The next day, I did some noodling on the subject.  California population in 1940 was 6.9 million folk, up from 5.7 million in 1930.   Given the lure of Hollywood, plus migrations described in Grapes of Wrath, my conclusion is that only about 40% of the 6.9 million were actually born in California.  And of those, only a third were under 15 years old in 1940.  So the cohort we are trying to describe here starts with roughly 900,000 to one million folk who would have had a chance to be in our current group.

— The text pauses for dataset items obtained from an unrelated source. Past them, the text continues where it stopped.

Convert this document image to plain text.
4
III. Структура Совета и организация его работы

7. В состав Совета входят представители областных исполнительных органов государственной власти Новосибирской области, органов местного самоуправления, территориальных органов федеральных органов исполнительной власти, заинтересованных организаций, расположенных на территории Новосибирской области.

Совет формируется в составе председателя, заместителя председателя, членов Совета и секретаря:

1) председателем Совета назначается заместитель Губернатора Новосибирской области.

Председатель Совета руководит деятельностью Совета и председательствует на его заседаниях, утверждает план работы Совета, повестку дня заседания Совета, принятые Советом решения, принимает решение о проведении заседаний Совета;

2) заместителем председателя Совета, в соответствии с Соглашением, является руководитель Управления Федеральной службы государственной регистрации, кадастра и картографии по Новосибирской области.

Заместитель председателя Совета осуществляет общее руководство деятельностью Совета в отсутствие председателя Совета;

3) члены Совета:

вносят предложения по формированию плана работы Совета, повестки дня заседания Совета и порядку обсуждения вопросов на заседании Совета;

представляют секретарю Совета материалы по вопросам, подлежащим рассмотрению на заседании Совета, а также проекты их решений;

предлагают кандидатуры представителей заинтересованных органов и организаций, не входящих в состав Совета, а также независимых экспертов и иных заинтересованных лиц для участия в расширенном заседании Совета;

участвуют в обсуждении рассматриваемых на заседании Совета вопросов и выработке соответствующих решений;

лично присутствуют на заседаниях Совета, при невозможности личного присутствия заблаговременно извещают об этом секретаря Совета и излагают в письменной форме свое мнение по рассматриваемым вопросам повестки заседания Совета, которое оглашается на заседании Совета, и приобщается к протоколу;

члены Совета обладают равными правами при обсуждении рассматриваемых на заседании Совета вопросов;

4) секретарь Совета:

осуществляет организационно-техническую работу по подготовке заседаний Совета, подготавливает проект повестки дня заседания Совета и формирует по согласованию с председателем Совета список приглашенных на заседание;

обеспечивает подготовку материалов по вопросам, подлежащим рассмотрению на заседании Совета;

Using the demographic for our own high school graduating class, roughly 40% have moved away--a statistic seldom mentioned about Americans is that Westerners are much more mobile than Easterners or Midwestern folk.  28% of our class had passed away, but this is the 'last year' of that 15 year cohort, for which on average more than 65% have departed the world of the living.

Taking these two factors together, the 900,000 cohort has shrunk by this point to about 180,000 living native Californians born before World War II.  This computes to about 4 people in 1,000 in California who belong to this group which is now shrinking faster than at any earlier time.

And a few of them started with the flappers and the chnchilla coats and the speak-easies of the late 1920;s, to build the land "of fruits and nuts" and the high-tech leadership of aircraft and war tools in Southern California and the personal computer, WorldWideWeb, and iPhone from Silicon Valley, not to metntion an avant garde approach to societal issues of every stripe.  How to capture these changes and emotions?  An impossible task at one level, but one wonders if vignettes centered around specific ideas, individuals, careers, and towns could provide an anchor for each of us to appreciate more deeply the past eight decades of California in the American pantheon.

Such an effort would indeed be California Crazy.